Chapitre 1 [ Amsterdam ]
« Champions en herbe »
« Nous bravons donc ce temps de chien et nous nous retrouvons rapidement confrontés à un cordon de police encadrant l’arrivée d’un cortège de Niçois en provenance de la station de métro toute proche. Ce sont les supporters ayant rejoint la capitale en bus qui arrivent du centre-ville où ils ont déjà fait connaissance avec des bandes de Hollandais voulant en découdre, des policiers en civil jouant les provocateurs et des gardes à cheval dotés d’une sacrée propension à utiliser la matraque. Du coup, certains gars du Comté sont entrés en rébellion, l’un d’eux ayant eu même le malheureux réflexe de leur montrer… ses fesses. Un geste non dénué d’humour, bien évidemment, mais manifestement perçu comme outrageant par les agents autochtones qui ont embarqué notre supporter dont la faculté à se déshabiller est pourtant habituellement très appréciée par le Hollandais naturiste en vacances dans le sud de la France. Une vingtaine d’autres supporters seront aussi interpellés par des agents particulièrement zélés… Finalement, après plusieurs heures de voyage et plus de mille cinq cents kilomètres parcourus, ils manqueront le match et devront s’acquitter d’une amende de trois-cent-cinquante euros pour recouvrer la liberté ! Welkom in Amsterdam!

Alors que les abords de la porte K, accueillant de nombreux véhicules de police, prennent des allures de camp retranché, je me faufile avec Dave pour atteindre la grille d’entrée de la tribune. Notre billet est vérifié par des stadiers très polis qui nous accueillent même avec un « Bonjour » et un « Merci » en français dans le texte. La fouille corporelle est plutôt légère, mais elle est suivie d’un « reniflage » réalisé par un toutou dont le regard exprime ouvertement une terrible envie de dévorer les mollets du premier supporter venu. D’ailleurs, j’ai une pensée pour Steph dont il n’a dû faire qu’une bouchée après avoir déniché les fameux biscuits de l’espace… "

Page du livre :

 Chapitre 3 [ Zulte - Waregem ]
« Road-trip pour un arc-en-ciel »

« Nous sommes un peu plus de trois cents à garnir les travées de la tribune des visiteurs tandis que les supporters de Waregem peinent à remplir leur stade. Les joueurs niçois s’échauffent devant nous, ce qui permet de leur adresser d’emblée quelques chants visant à les motiver et à leur montrer que nous sommes bien présents. On ne saura probablement jamais si ce soutien leur permettra d’être plus performants, mais on aime à le penser.
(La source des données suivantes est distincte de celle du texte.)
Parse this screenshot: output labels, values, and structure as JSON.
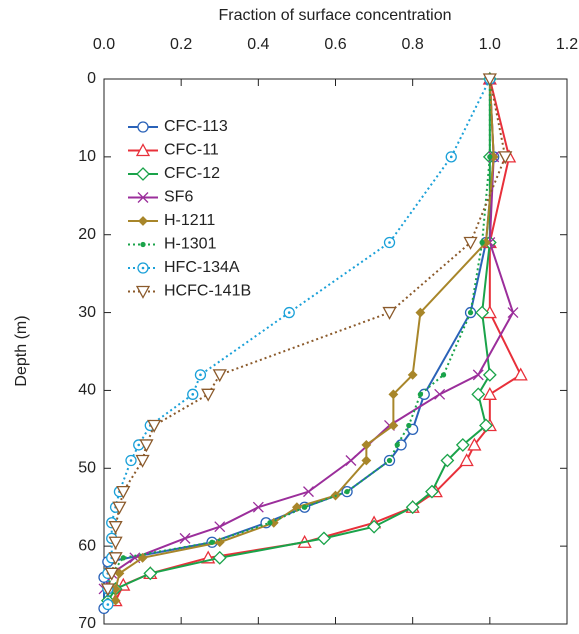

Vingt-et-une heures après avoir quitté Nice, l’évènement pour lequel nous avons effectué ce long et sympathique voyage va enfin débuter. C’est donc avec une joie non dissimulée que nous assistons à l’entrée des joueurs sur le terrain alors que les tribunes sont désormais bien remplies. Durant cette séquence, nous entendons pour la première fois les supporters de Waregem et notamment le Kop qui, malgré un nombre de membres qui ne suscite pas notre jalousie, sait donner de la voix. La quasi-totalité des supporters niçois s’est regroupée sur le côté droit de la tribune et, à l’aide d’un mégaphone de poche, le capo donne le ton et le tempo, le tout proposant un rendu d’excellente qualité, me semble-t-il. Pourtant, sur le terrain, le Gym subit déjà les assauts des Belges qui se procurent deux occasions de but d’affilée. Des actions qui chauffent le public local qui met tout à coup une ambiance très surprenante au regard de ce qui avait été proposé jusque-là. Nous souffrons donc sur le terrain tout autant qu’en tribune…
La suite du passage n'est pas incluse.